I did some research on the forums and there are plenty of posts about the “Index scan time out” error message, but the suggestions are mostly focused around changes to the index to make it return in less than two mins. We can definitely go that route, but I have some other questions before doing so:
Is there a way to simply increase the two-minute limit if we know we have some large indexes?
We assumed it was “cheaper” for Couchbase to maintain one large index instead of many smaller indexes. It’s definitely “cheaper” from a development perspective in that ideally we don’t have to create new indexes when on-boarding new clients.

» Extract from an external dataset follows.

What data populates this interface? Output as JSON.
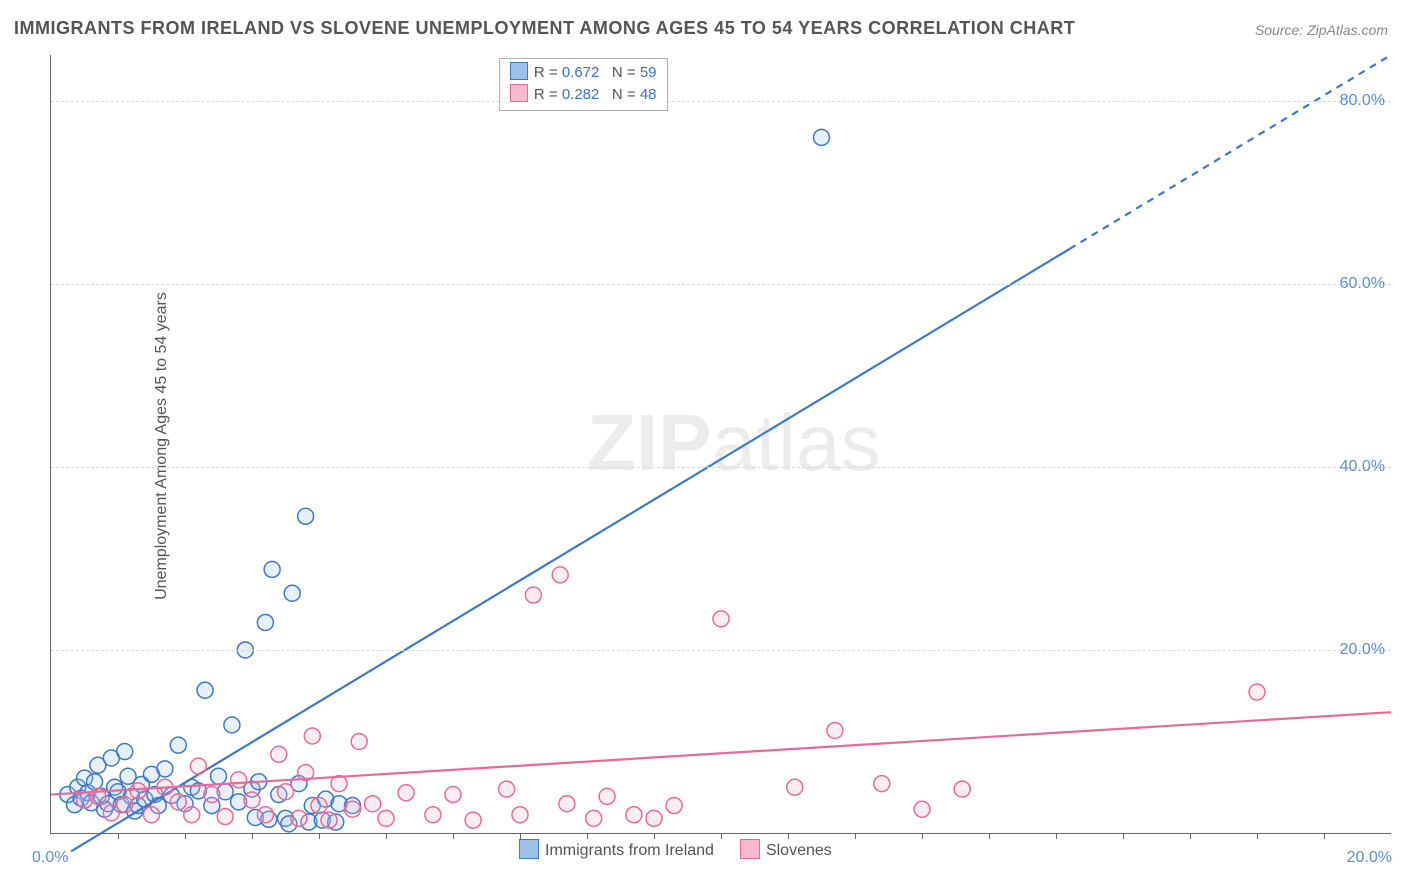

We have a covering index that includes some pretty small data fields, but the index is HUGE. Here are some details:
Total documents in bucket: 14M
Total bucket data size: 17GB
Size of index: 9GB (size on disk when viewing the index file)
Num of docs in index: ~5M
We’re only pulling three small properties out, which average 60 characters all together. So the question being, how does 60 character of data across 5M docs get blown up into a 9GB index?
I also posted the following question, which we wonder is contributing to the hitting the two-minute limit.
To answer the question of “why” we have these large indexes, it’s mostly for aggregate queries. Here’s another example of query that hits the two-minute limit, but you would expect to be pretty quick over an indexed 14M doc dataset:
SELECT SUBSTR(meta().id,0,POSITION(meta().id,"-")), COUNT(meta().id)
FROM cloud_med
GROUP BY SUBSTR(meta().id,0,POSITION(meta().id,"-"))
We format our document keys into collections of sorts like this: type-client_name-unique_id. So the query above is handy to report on what “type” of data is contributing to the total document count. But this query almost always hits the two-minute index scan limit against the primary index.
Anyone have any ideas on this? I’ve seen some posts that talk about over-riding the timeout values using the REST API, but I’m not sure if those time-out values apply to the index scans.
SELECT SUBSTR(meta().id,0,POSITION(meta().id,"-")), COUNT(meta().id)
FROM cloud_med
GROUP BY SUBSTR(meta().id,0,POSITION(meta().id,"-"))
To do the grouping of the entire data set, we need to get the whole index data and then do the grouping.
There are couple of optimizations in CB 4.5 for you to exploit this by writing a small script:
SELECT phylum, COUNT(1) FROM bucket group by phylumn;
Step 1. SELECT min(phylum) from bucket where type = ‘blah’;
step 2: select count(1) from bucket where < full condition> AND phylum =
step 3: SELECT min(phylum) from bucket where type = ‘blah’ where phylum > “the previous value
step 4. repeat 2, 3 till you no longer get the min(phylum) value.
Now you have full result with least processing.
–
CB 4.5 optimizes some of the COUNT() and does a quick look up of MIN() using the index order.
Index scan time out can be increased using the below setting change. The “ip” needs to be of the node where the index service is running.
curl -X POST -u <user:pass> http://<ip>:9102/settings --data '{"indexer.settings.scan_timeout": <timeout_in_milliseconds>}'
But before changing the timeout, it is better to try to improve the query/index definition(see the next point).
If your queries do not have a where clause(e.g. the one mentioned in this post), smaller indexes are better. Otherwise the full large index is going to be scanned for every query which is not a good idea.
Also, if the small indexes are defined with “where” clause and the same predicate is used in the query, n1ql only needs to work with the small index and performance would be much better.
Along with the indexed fields, documentId is stored as part of the index storage. There is some write amplification in the storage as it needs to maintain the MVCC snapshots. What is the amount of fragmentation being reported for the index? If there is high fragmentation, disk usage would come down after compaction run.
Can you kindly elaborate on what do you mean by the curl request not working. Is the request not going through (or) was the request successful but the indexer did not honour the scan timeout setting? Will it be possible to share the logs for further analysis?